Mr Vasilieff adds a fixed rate would not take into the account the extra levels of risk and sometimes administration required for platforms dealing in larger investments, though it can be beneficial to the very large investor where a percentage charge can be “exorbitant”.

Terry Huddart, technical communications manager at Nucleus, says for new business only, the vast majority of platforms now have an explicit charge to clients that is a percentage of assets held on a tiered basis.

This is split into two camps, he says: those that significantly augment the core charges with event-driven charges (such as switching, re-registration, transfers and drawdown) and those that focus on the core charge.
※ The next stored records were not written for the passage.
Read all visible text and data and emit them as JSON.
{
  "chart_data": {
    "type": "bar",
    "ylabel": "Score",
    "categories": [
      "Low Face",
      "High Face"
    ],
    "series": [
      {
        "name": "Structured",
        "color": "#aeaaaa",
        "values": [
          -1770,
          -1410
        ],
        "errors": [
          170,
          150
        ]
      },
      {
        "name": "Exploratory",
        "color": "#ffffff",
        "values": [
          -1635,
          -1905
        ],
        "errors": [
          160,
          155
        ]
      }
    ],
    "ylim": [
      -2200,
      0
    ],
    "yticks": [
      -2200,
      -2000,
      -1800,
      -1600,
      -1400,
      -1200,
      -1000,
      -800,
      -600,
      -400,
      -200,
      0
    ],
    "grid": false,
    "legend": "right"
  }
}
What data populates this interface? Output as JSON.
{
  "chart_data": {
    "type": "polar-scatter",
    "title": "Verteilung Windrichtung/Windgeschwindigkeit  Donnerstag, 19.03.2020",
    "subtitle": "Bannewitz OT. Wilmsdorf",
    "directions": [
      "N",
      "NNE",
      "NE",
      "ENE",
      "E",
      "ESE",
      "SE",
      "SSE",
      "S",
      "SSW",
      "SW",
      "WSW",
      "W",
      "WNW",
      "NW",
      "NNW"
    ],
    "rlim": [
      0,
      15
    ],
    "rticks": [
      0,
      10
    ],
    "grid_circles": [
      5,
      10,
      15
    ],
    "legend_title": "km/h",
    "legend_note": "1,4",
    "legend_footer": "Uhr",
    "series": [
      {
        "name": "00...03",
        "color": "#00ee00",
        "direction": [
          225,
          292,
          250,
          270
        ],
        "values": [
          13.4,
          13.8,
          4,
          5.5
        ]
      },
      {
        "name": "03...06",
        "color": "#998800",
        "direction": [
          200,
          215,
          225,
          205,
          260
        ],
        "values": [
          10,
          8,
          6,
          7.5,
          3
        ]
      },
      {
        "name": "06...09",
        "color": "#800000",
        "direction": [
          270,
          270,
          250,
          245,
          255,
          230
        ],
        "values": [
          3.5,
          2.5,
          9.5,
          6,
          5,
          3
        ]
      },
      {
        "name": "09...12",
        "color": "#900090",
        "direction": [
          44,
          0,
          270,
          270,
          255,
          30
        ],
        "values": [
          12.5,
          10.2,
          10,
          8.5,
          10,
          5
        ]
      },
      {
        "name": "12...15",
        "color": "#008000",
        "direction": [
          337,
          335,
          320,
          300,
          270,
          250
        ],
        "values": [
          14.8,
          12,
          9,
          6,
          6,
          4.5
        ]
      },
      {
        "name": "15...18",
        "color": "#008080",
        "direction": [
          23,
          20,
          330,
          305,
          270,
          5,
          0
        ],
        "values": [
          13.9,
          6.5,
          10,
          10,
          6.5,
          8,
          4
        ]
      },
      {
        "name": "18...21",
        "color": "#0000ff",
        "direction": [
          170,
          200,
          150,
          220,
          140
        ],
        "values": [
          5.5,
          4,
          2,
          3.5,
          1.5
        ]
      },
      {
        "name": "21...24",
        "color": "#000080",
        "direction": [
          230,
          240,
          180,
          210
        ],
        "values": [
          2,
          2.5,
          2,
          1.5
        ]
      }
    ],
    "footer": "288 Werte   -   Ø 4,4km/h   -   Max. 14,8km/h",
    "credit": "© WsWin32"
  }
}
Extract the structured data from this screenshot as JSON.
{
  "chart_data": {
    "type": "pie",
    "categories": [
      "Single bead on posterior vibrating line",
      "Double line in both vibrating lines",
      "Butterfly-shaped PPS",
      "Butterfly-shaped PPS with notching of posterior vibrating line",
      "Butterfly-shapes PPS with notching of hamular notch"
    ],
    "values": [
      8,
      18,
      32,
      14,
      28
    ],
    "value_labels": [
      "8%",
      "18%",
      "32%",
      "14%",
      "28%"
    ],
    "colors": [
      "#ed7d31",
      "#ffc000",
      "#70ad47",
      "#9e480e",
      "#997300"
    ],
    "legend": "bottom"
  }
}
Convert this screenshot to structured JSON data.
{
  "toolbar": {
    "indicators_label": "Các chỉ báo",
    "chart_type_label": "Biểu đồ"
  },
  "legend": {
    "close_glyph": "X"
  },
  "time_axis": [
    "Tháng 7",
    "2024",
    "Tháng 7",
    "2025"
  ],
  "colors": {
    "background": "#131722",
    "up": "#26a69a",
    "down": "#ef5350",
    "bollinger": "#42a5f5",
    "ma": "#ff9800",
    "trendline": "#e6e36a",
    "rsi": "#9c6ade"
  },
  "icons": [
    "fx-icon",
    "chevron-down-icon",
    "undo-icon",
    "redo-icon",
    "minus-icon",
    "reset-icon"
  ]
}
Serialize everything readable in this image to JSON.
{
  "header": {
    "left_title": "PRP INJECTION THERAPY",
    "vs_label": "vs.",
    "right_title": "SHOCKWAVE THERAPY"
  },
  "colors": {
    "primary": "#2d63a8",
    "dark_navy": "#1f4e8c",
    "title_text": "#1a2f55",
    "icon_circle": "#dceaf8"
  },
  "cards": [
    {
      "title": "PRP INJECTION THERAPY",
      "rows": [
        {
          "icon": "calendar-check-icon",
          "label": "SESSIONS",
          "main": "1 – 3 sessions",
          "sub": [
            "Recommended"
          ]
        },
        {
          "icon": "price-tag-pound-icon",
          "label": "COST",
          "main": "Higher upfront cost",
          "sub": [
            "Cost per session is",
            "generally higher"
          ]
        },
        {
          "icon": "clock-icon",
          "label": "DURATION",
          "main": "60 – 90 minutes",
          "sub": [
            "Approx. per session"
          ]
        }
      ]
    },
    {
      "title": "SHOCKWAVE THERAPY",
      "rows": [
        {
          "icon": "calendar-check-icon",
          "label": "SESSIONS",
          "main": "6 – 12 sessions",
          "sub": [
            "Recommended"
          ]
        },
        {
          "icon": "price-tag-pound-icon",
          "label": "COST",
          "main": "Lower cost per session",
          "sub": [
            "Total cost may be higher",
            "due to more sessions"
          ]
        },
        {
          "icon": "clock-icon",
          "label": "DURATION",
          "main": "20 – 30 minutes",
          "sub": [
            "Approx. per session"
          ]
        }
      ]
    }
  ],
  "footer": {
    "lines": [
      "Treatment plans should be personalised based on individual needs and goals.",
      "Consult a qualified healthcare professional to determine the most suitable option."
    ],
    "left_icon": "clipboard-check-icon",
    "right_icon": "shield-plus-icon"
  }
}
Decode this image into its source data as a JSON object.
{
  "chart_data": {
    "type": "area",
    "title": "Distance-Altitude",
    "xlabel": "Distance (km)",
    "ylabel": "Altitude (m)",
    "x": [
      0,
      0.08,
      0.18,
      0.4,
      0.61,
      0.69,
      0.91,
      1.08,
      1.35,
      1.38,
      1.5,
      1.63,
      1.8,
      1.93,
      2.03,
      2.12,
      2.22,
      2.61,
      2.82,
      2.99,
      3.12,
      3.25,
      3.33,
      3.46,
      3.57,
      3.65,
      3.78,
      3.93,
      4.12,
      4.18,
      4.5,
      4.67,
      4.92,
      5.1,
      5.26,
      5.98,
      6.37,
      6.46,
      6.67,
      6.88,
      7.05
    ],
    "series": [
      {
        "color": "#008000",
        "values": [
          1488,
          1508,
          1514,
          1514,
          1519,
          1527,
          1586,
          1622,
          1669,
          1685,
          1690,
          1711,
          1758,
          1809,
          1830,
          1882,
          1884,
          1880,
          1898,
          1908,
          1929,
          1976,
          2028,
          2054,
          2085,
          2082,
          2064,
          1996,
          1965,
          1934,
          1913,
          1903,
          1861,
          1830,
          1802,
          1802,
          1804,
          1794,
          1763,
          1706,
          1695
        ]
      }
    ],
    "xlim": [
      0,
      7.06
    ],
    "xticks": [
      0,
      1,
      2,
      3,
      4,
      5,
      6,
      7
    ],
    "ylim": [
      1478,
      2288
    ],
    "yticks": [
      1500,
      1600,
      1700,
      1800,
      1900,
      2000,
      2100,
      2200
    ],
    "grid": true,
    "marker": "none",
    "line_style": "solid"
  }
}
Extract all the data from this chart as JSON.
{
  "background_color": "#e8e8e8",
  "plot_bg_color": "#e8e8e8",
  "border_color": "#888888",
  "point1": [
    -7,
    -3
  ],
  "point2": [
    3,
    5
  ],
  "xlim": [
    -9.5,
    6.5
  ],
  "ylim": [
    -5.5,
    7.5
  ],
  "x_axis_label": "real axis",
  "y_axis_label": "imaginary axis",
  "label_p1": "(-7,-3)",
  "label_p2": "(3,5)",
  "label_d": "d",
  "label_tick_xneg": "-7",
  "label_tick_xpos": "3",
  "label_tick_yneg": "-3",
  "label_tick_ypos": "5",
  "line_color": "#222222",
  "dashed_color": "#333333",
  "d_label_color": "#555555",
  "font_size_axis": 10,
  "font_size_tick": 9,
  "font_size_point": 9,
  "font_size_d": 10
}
Mr Huddart says: “There are also some differences on how tiering is operated in terms of whether discounts are applied by tranche or not and also whether charges are differentiated at wrapper level or not. There is one platform that operates fixed charging.”

Mr Huddart says his analysis has shown that, with augmented charging models, clients can really be charged double the advertised core cost over a 10-year period when you take real-life portfolio activity into consideration because people re-balance, switch, pay money in, take money out and move money between providers.

In addition, an FTAdviser investigation has uncovered that clients are also often being indirectly charged on their cash balances as most platforms retain a portion of the interest offered by the account provider.

Mr Huddart says the big challenge for advisers trying to get the best price for their client is predictability and not having a situation where clients refer back to initial disclosures and are disgruntled at the extras.

“I think that across the market for new post-RDR charging structures platforms are doing it by the book and have got better at disclosing core charges, but I am not sure how clearly all of the extra charges are being disclosed either upfront or in client statements.”

The Financial Conduct Authority’s Conduct of Business book (COBS 6.1E.1) says that platforms ‘must clearly disclose total platform charges in a durable format’.